I nodded. "Lead the way." With that, Nel and I once again found ourselves following small furry creatures through the dark tunnels beneath the city. This was the third time I'd done this today, so apparently this was just what my life was like now.
Surprisingly, it didn't take long at all for us to emerge from the dark and dank tunnels below into the bright and open city above. I blinked several times as the sunlight washed over my face, my body trying to adjust to the revelation that it was indeed still daylight out. I wondered if I had even spent an hour underground; it sure felt like I'd been down there for much longer than I apparently had.
Well, unless it was actually tomorrow now and an entire night had passed while I was in the Catacombs, but I didn't feel nearly hungry for that to be the case, I didn't think.
"Oh thank the heavens, I thought we would be down there forever!" Nel exclaimed, stretching her arms above her head and soaking up the warmth of the sun's light.
I held the Crown up to my eyes. In the sun, it glinted, and the metal seemed to be almost awash with multiple dancing lights. "So what exactly am I supposed to do with this?" I asked.
"Defeat the evil that threatens the city," Nirir informed me.
"Right," I said. "Great. How? Do you guys happen to have any master swordsmen around who can train me in how to not be awful with this thing?"

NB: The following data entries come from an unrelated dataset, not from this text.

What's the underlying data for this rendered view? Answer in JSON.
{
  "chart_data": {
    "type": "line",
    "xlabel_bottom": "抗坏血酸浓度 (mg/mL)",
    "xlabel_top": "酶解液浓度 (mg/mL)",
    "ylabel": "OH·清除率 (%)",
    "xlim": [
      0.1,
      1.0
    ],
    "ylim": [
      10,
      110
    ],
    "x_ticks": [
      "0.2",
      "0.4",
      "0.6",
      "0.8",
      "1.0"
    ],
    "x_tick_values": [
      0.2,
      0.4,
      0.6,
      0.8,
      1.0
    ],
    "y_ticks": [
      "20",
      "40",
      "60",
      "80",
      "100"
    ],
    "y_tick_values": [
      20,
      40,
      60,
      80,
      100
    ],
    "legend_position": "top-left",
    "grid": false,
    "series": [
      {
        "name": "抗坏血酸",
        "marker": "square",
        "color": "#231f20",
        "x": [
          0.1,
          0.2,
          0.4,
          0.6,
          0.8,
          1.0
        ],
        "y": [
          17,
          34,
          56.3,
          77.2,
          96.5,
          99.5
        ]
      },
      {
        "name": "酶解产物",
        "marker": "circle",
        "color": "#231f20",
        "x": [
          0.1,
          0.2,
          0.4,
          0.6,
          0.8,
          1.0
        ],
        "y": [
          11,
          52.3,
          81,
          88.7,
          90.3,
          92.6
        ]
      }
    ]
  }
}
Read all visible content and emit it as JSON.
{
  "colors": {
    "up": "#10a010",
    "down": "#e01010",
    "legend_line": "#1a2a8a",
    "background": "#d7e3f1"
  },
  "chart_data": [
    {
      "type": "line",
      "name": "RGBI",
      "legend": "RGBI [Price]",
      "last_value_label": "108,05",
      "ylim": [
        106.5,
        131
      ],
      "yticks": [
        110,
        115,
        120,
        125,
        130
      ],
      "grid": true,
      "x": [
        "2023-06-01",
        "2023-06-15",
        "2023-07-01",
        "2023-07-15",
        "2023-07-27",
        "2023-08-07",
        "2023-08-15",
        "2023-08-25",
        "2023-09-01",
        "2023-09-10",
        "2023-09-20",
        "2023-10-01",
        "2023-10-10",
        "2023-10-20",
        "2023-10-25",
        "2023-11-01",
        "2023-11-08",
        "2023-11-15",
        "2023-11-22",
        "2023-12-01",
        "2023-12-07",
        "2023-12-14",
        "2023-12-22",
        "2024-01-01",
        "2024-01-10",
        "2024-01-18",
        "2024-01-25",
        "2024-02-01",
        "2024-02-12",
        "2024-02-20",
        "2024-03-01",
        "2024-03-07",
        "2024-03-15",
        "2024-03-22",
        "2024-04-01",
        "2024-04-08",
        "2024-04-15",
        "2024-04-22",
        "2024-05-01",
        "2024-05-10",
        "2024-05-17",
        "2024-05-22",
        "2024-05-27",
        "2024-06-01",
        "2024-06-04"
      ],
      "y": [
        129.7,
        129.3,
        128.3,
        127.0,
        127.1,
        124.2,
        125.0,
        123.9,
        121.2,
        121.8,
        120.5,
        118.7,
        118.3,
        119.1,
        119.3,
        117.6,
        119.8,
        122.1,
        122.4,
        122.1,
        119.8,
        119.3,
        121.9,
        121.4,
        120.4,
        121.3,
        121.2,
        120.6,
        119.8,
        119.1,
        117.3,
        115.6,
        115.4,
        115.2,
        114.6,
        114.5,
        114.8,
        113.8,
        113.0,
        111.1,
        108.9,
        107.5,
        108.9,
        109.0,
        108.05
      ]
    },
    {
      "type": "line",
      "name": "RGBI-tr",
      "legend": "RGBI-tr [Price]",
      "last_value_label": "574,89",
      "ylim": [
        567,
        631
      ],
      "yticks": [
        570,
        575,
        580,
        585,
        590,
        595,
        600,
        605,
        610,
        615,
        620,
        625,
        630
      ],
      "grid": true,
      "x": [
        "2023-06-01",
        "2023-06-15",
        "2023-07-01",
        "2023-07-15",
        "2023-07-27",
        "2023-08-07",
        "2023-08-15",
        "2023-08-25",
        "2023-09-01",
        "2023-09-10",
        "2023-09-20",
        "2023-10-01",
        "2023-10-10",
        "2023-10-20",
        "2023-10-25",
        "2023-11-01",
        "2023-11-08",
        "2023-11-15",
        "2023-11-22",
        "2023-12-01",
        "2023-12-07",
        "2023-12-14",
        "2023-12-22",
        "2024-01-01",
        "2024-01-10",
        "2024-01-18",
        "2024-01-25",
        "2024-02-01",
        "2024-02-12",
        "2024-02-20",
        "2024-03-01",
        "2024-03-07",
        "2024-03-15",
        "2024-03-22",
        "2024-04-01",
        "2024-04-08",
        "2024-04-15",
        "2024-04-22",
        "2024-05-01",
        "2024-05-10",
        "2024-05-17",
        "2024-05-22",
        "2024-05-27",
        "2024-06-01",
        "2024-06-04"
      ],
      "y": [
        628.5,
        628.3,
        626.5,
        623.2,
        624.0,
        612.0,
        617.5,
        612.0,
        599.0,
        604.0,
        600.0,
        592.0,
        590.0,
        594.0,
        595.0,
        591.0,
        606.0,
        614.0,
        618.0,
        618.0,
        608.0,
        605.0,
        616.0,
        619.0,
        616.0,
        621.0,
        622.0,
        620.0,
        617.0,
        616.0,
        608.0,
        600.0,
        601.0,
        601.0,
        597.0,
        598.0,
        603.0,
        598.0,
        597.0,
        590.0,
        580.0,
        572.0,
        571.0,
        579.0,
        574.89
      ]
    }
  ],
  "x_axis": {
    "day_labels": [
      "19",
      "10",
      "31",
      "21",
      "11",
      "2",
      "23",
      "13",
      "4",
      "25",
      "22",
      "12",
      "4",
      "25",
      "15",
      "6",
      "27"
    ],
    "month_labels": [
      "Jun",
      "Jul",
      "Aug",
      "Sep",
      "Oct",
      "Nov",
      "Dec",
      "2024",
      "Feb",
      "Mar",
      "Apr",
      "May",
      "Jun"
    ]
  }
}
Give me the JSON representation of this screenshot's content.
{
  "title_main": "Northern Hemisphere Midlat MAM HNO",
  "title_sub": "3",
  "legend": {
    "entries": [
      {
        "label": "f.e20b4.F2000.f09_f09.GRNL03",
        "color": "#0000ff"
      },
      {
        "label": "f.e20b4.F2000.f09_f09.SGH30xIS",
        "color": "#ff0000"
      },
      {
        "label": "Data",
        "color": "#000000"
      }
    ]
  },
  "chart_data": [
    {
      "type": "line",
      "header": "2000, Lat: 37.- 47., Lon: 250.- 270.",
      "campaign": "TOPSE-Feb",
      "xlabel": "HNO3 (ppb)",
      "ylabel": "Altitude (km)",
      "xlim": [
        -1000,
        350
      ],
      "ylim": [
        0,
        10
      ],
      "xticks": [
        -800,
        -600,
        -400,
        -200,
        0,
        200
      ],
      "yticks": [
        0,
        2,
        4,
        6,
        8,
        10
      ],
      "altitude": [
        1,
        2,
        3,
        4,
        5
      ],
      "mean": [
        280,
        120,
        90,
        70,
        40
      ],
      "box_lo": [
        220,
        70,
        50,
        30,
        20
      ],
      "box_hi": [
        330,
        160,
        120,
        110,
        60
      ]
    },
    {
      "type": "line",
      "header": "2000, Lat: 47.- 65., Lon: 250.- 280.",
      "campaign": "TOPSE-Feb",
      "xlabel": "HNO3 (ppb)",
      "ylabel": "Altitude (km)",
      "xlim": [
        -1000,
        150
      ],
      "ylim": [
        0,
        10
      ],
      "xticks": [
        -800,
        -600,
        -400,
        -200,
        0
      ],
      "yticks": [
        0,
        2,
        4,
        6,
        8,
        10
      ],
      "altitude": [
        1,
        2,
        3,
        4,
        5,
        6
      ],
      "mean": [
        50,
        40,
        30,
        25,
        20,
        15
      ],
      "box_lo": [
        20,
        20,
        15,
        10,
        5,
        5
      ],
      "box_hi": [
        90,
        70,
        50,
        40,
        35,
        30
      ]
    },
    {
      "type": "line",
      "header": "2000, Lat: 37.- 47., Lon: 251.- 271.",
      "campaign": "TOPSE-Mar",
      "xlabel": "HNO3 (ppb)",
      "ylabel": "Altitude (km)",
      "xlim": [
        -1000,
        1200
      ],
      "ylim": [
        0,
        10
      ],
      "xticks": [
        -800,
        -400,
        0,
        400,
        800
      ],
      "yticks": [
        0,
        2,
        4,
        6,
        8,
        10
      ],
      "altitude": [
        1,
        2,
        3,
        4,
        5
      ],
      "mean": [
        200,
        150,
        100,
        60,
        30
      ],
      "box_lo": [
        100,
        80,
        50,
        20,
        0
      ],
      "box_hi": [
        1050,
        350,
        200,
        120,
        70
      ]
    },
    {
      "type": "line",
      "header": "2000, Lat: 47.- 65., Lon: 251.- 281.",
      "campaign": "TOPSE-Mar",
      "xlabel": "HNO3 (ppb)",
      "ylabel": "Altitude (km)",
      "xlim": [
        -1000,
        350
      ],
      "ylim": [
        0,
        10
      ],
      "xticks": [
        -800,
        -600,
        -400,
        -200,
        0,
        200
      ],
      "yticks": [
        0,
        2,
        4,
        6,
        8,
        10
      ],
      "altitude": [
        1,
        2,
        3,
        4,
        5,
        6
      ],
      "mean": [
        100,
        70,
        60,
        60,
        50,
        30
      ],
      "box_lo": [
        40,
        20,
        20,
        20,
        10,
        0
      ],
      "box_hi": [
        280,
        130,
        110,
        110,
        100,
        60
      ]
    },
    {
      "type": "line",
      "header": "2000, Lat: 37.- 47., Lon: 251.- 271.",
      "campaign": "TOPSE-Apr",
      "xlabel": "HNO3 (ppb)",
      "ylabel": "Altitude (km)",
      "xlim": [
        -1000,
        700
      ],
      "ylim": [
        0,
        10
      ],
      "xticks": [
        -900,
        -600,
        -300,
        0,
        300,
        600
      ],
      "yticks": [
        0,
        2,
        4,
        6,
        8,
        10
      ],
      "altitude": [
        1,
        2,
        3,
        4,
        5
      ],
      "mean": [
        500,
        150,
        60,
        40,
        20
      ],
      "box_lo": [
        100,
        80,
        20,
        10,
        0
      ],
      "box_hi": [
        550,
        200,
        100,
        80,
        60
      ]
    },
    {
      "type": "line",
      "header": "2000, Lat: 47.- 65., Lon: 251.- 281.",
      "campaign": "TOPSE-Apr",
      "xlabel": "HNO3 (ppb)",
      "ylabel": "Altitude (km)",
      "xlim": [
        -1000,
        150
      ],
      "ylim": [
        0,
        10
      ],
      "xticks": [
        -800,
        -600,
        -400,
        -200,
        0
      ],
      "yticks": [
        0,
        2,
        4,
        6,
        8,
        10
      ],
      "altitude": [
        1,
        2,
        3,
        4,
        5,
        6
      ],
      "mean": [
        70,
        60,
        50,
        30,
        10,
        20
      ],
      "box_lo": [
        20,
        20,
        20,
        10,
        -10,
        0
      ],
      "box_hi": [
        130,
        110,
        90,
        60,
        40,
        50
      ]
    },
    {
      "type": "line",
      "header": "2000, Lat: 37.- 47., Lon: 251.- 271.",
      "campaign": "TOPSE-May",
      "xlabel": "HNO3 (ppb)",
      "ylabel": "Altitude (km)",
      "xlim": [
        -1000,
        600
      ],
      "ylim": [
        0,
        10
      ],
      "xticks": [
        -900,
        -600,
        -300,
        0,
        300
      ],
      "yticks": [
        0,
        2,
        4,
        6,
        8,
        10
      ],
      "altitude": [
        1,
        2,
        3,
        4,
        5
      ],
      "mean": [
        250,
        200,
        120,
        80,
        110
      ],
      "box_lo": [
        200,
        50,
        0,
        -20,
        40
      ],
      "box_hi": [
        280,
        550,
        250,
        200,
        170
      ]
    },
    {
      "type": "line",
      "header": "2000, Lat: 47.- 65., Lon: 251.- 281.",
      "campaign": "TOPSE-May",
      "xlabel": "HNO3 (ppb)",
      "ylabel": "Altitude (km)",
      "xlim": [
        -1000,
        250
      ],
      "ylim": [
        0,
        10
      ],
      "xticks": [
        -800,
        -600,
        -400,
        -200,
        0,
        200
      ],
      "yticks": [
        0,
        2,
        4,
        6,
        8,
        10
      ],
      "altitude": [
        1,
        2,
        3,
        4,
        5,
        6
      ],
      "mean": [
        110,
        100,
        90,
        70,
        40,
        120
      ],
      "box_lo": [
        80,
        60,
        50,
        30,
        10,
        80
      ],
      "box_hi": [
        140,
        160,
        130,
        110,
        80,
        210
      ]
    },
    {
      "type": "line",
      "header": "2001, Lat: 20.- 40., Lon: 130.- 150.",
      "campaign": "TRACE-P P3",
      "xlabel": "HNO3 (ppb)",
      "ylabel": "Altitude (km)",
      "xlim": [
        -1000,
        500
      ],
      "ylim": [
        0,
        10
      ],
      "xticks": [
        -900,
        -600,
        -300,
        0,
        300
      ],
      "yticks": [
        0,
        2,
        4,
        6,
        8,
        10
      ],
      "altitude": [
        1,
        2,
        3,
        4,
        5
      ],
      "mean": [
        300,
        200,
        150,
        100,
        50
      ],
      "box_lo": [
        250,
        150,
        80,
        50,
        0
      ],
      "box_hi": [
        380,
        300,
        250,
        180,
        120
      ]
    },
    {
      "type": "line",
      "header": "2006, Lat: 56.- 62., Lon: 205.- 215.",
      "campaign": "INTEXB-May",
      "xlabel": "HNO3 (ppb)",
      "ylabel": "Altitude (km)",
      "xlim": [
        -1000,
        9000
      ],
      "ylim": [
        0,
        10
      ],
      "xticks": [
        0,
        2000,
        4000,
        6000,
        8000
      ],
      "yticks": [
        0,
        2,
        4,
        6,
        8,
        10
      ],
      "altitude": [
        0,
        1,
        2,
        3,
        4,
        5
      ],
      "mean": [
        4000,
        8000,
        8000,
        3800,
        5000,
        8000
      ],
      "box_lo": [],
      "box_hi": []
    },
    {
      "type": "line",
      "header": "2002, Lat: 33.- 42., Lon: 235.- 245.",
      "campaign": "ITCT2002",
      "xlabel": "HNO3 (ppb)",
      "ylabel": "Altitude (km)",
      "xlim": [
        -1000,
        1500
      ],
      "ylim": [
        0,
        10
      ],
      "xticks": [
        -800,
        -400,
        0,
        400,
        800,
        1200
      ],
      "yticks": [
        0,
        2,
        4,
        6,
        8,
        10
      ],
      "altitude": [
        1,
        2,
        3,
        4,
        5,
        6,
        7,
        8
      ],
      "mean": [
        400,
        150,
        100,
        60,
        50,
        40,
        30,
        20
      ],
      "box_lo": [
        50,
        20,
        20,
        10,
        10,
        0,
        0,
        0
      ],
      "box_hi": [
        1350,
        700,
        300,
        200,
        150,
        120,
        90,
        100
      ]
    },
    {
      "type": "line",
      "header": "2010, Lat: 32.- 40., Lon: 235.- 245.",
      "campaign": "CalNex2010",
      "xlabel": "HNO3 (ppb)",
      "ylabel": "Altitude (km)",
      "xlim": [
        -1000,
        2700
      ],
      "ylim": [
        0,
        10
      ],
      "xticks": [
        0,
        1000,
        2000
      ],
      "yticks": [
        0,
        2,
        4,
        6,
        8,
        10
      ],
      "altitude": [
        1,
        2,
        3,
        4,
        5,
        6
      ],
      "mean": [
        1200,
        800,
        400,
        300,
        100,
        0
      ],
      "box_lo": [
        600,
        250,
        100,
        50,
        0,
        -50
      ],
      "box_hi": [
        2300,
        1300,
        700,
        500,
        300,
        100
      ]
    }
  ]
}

"Well, no," Nirir admitted. "We just sort of assumed you would know what to do with it."
I stared at Nirir, and then I stared at Miratus. I was suddenly hit with the realization that there was absolutely no one involved in this, not me, nor Nirir or Mraw or Miratus or Giratina, had any idea what they were doing. We were all just blindly flailing around in the dark and hoping that we weren't killed by Serpentfolk or demon-worshipping mice.
What had they sent me to get? A Crown. A magical weapon. They sent me to grab the weapon that had been used to exterminated the Orcs in times long past. Is that what they were hoping I would do? Slaughter all the mice in the city with my new magic crown and magic sword?
Cordelia's words came back to me. I thought of how she had mused about her own motives, how the idea of freeing, saving, and integrating the Orcs into the world would have been more difficult than the genocide she chose. I thought of her fate and the fate of her brother.
And that's when I realized, even if I had known what I was doing, even if I was some kind of badass adventurer who could cut a bloody path through all his foes, I still wouldn't be able to do this alone. At least, not correctly. Not right.
Blue. Cordelia had said my mark was blue, while her brother's had been red. Each of Fate's three heads was a different color, and that meant that I had been marked by a different head than Arcturus. My destiny did not have to be his destiny. I did not have to be stained with blood as he was.
"You call me Peacemaker," I muttered.
"Yes?" Nirir prodded.
"Go get Mraw," I told him, and then I told Miratus: "and you get Giratina. I want them together, talking. I want a treaty. You call me 'Peacemaker,' so it's about time I make some peace."
"You want an alliance?" Nirir asked. "Between the cats and the rats?"
"The royal advisors will oppose that," Miratus noted. "They will fight tooth and claw to keep such a treaty from forming."
"Will they succeed?" I asked.
Rats can't smile, not like humans and elves and dwarves can, but in that moment, I got the distinct impression that Miratus was smiling anyway. "Absolutely not."
Plans were made, a meeting place decided upon. Nirir and Miratus would bring their respective monarchs at the appointed time to a summit, where I, a lowly shopkeeper, would preside over a meeting of nations.
I would not make the same mistakes as Arcturus and Cordelia. I would not damn myself as they had. If I was marked by destiny, then I would fulfill my fate on my terms.
It was time for me to become the Peacemaker.